Die Fassade von 1453

Ein durchlaufender profilierter Brüstungslangriegel und Fußstreben, die das obere Stockwerk optisch teilen und gliedern, bestimmen das Erscheinungsbild des spätmittelalterlichen Gebäudes. Der angeblattete Brüstungslangriegel besitzt eine mehrteilige Profilierung aus Kehlen und Wülsten. Im nördlichen Abschnitt wurde er im Rahmen der Fenstervergrößerung entfernt.
Ein Treppenfries auf der Stockwerksschwelle als mittelalterliche Schmuckform ist ebenso erhalten geblieben (vgl.
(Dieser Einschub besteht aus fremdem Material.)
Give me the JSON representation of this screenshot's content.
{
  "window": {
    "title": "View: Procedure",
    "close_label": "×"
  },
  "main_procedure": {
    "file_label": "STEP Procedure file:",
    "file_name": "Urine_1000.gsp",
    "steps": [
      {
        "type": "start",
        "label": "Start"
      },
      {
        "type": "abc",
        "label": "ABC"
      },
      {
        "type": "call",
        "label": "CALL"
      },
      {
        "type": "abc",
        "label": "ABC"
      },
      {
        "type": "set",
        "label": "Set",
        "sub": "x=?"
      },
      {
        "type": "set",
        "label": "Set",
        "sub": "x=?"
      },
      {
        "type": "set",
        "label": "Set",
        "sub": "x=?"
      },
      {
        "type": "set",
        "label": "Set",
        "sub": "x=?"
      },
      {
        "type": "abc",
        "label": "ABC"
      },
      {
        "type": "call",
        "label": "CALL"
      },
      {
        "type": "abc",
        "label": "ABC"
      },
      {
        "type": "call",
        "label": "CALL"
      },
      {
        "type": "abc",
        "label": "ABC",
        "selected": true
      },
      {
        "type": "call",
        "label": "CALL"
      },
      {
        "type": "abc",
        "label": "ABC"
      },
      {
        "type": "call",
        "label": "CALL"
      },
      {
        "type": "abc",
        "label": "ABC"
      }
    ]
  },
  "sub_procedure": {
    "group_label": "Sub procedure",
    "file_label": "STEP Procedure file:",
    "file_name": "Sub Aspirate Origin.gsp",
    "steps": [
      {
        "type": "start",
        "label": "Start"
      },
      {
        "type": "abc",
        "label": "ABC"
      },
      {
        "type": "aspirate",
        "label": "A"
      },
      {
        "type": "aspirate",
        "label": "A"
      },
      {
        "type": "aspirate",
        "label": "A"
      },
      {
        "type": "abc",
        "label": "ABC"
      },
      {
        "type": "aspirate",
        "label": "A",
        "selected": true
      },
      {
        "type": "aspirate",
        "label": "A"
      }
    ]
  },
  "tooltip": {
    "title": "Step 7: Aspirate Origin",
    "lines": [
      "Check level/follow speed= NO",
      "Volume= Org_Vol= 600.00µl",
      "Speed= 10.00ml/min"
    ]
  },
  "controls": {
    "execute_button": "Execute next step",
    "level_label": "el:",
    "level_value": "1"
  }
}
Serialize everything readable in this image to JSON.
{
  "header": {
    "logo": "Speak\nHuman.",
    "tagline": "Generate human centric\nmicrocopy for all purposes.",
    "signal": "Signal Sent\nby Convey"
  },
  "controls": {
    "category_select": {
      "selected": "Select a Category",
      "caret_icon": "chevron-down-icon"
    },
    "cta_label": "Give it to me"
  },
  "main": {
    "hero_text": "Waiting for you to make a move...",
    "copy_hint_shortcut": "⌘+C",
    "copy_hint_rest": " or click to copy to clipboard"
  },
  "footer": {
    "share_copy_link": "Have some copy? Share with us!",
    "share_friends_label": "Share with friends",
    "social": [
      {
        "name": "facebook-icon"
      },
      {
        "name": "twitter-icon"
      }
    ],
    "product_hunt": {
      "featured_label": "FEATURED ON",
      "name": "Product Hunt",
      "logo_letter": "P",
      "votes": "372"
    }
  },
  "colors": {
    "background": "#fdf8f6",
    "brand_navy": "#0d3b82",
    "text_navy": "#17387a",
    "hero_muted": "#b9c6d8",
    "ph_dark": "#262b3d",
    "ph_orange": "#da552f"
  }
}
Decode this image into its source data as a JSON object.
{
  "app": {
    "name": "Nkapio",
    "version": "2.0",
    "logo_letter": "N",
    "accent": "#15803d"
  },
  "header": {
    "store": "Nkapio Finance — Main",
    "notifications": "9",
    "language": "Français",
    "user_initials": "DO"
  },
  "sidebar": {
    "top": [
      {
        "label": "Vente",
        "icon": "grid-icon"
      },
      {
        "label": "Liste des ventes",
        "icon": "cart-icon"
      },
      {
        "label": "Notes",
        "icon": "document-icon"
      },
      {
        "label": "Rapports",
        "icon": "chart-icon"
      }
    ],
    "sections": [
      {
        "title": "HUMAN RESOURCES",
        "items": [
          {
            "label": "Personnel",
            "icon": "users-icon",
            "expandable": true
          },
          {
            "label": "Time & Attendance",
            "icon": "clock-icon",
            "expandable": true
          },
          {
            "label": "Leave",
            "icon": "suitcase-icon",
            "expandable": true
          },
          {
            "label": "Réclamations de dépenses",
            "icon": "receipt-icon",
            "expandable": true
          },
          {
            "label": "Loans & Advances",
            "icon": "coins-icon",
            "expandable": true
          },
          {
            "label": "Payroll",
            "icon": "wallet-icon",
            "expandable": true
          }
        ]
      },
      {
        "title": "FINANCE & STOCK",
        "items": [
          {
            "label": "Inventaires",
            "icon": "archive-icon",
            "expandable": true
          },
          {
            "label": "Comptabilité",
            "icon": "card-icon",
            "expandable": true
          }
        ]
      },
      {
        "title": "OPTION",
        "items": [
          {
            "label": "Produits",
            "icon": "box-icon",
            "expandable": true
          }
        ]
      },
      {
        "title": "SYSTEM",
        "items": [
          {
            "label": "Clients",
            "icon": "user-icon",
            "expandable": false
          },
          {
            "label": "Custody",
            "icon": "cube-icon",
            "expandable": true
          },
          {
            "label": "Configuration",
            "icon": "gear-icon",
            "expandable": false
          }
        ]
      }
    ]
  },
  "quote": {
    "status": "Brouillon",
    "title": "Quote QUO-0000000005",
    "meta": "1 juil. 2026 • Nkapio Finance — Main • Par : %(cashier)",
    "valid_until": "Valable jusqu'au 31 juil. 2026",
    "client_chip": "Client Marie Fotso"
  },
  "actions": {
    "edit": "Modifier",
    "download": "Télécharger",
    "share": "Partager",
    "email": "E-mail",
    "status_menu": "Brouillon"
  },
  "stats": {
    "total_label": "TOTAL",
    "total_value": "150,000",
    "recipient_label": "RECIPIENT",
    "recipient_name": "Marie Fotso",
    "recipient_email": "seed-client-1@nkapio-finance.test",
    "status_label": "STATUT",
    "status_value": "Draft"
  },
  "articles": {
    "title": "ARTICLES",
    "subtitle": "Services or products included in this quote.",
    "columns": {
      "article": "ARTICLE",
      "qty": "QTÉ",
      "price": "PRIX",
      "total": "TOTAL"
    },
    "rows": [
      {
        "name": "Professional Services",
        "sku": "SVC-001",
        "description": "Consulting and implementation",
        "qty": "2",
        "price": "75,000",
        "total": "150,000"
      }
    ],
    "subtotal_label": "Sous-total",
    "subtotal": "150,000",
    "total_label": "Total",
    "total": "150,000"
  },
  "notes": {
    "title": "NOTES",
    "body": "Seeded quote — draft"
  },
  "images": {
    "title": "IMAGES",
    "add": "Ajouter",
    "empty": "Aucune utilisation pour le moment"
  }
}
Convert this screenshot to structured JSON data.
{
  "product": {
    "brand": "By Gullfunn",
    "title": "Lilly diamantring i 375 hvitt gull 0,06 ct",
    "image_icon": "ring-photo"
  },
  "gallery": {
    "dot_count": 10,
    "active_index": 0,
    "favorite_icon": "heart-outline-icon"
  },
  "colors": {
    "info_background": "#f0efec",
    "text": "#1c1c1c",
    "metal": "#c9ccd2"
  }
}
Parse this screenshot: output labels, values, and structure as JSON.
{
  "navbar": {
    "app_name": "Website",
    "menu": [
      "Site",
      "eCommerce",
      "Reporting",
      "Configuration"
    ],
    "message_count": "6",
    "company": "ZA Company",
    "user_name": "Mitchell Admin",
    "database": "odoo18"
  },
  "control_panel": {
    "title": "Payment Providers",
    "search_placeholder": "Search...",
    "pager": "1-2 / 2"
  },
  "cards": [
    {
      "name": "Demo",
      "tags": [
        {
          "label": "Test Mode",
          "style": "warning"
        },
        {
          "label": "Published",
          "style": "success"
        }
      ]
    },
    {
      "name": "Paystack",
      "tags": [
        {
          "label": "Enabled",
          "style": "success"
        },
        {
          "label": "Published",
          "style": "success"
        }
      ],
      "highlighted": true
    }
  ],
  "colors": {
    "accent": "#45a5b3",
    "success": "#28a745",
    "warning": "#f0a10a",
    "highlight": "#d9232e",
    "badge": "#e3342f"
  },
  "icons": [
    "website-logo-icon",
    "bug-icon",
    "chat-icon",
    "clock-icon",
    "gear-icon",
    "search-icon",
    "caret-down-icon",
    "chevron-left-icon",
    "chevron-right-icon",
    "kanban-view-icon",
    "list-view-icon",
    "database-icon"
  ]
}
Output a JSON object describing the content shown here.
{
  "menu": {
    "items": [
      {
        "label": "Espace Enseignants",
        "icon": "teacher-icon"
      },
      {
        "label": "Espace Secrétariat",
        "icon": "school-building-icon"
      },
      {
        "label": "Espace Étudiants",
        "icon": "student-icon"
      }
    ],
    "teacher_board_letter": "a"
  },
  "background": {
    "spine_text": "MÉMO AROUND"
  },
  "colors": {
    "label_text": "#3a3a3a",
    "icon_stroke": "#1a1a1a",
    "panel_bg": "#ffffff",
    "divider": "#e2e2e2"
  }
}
Kapellenstraße 27 von 1590). Die darunter befindlichen Deckenbalkenenden erhielten eine für das 15. Jahrhundert typische Profilierung durch einen Birnstab. Die Vorkragung der Deckenbalkenenden wurde mit profilierten Knaggen gestützt. Der Zwischenraum zwischen den Deckenbalken verblieb ohne Füllholz. Das vorkragende Deckenfeld schloss Lehmstaken mit Strohlehmputz und ein Kalkputz.
Die Ständer im Unterstock zapfen in Schwell und Rähm, die einzelnen Gebinde sind in der Höhe geteilt durch zwei Riegel. Zur Stabilisierung der Fassade in Längsrichtung überblatten diagonale, teilweise zwei bis drei Gebinde überspannende Streben. Nach Osten wurde der Fachwerkbau ohne eigenen Giebel gegen den angrenzenden Nachbargiebel gestellt.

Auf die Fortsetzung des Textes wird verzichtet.